Ahún estando casada desde hacía tres años, Rebeca accedió a quedar esa tarde, para ver una película, con un chico del trabajo al que llamaban Puki. Puki le tiraba los tejos tímidamente desde hacía bastante tiempo y todas le aseguraban que se veía a la legüa que estaba enamorado de ella. Hasta esa tarde de abril no se había decidido. Al cabo de unas horas, Rebeca sería asaltada, junto a sus compañeras, en el Half Past Bar, el local en el que trabajaba limpiando por las noches.
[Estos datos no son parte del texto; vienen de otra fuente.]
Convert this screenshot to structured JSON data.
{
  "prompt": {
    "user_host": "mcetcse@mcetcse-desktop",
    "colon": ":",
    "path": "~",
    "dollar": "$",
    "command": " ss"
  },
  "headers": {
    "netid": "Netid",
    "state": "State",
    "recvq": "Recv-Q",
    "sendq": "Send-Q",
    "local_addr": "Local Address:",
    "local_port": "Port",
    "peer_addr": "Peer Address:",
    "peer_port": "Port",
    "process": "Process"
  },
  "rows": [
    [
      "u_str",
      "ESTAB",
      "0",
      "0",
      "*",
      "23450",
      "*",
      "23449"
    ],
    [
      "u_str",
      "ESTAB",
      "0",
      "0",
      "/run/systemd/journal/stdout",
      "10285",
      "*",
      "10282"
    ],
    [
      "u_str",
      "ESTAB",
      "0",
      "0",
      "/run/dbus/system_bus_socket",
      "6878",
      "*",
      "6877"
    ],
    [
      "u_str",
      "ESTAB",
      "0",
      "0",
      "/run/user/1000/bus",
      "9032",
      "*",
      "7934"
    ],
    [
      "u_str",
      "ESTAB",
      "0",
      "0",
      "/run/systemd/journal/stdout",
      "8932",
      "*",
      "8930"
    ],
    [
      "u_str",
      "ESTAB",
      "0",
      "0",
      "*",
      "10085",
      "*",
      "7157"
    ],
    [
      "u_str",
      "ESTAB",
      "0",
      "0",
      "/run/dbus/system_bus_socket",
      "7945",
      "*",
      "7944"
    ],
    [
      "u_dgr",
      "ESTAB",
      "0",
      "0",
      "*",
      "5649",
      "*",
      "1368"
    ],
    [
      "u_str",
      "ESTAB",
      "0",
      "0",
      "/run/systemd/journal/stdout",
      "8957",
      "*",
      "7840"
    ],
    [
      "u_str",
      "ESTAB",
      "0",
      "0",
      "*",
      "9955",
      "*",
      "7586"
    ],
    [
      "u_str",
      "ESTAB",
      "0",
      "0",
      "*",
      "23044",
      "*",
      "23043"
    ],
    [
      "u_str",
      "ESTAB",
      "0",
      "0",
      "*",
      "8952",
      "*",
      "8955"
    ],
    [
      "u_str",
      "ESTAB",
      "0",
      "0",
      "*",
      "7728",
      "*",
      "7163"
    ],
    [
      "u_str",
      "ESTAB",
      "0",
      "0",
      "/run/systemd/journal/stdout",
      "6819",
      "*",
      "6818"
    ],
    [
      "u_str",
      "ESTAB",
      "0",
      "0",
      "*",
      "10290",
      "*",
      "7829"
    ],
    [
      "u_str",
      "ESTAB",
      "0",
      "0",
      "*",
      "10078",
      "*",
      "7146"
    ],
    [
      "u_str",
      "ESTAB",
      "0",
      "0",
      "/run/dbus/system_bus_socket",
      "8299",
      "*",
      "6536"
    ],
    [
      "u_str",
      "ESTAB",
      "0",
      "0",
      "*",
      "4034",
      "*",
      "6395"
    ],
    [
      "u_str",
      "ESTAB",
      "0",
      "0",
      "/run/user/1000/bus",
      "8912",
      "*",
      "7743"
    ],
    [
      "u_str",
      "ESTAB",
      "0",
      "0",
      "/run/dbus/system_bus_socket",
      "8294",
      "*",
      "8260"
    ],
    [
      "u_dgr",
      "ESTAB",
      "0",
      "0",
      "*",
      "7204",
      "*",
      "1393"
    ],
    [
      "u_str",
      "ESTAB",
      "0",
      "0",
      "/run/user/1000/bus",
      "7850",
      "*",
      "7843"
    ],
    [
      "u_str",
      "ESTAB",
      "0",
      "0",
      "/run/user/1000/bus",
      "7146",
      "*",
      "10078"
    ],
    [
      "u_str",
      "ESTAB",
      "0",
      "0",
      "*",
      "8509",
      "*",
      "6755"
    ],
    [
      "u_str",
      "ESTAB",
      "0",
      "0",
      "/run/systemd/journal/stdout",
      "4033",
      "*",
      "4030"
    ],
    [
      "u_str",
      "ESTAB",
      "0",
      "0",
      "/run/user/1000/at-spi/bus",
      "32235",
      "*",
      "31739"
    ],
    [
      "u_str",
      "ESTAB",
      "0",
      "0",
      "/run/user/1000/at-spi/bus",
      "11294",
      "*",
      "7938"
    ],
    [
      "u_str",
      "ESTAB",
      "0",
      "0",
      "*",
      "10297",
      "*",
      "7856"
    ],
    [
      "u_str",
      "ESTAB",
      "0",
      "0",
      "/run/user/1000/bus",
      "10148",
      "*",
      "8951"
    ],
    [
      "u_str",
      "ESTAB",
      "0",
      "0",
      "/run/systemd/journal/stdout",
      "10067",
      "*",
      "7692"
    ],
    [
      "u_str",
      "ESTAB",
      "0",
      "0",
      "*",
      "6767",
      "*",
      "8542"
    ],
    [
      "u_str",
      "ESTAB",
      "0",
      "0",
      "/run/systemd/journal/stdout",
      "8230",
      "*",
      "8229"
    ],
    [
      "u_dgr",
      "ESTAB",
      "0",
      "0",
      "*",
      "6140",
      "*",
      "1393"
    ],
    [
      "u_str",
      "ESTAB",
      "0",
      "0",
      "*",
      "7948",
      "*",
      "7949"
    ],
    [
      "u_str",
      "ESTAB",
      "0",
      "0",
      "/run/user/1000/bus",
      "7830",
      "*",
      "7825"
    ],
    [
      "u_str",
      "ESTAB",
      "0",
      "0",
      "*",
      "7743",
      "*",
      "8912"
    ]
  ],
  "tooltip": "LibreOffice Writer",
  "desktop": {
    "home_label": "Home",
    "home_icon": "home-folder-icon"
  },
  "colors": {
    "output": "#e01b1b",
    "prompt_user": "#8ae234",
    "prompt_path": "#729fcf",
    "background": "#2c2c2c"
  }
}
Pero en ese momento, mientras Puki le bajaba torpemente las bragas, no pensaba ni en escobas ni en bayetas. Con la minifalda todavía puesta pero con las bragas perdidas bajo la butaca de delante, Rebeca notaba la respiración entrecortada del chico junto a su oído y cómo este se afanaba en buscar sus pezones duros con inexpertas manos. Ni siquiera le molestó que Puki rompiera dos de los botones de su blusa ni que tardara tanto en desabrocharle el sujetador. Cuando sus firmes pechos lucían desnudos bajo la tenue luz que desprendía la pantalla de aquél solitario cine, un cosquilleo en las ingles hizo que se estremeciera y que se lanzara decidida a la cremallera de los tejanos de Puki. Mientras rebuscaba bajo el calzoncillo con la mano derecha, con la izquierda se acariciaba entre las piernas con avidez y creyó llegar al clímax en el preciso momento que se arrodilló sobre la raída moqueta y se introdujo el miembro del chico en la boca.

Rebeca chupaba la polla de un chico al que no volvería a ver nunca más, pero antes de marcharse para siempre, quería quitarse el sabor del miserable maltratador con el que estaba casada.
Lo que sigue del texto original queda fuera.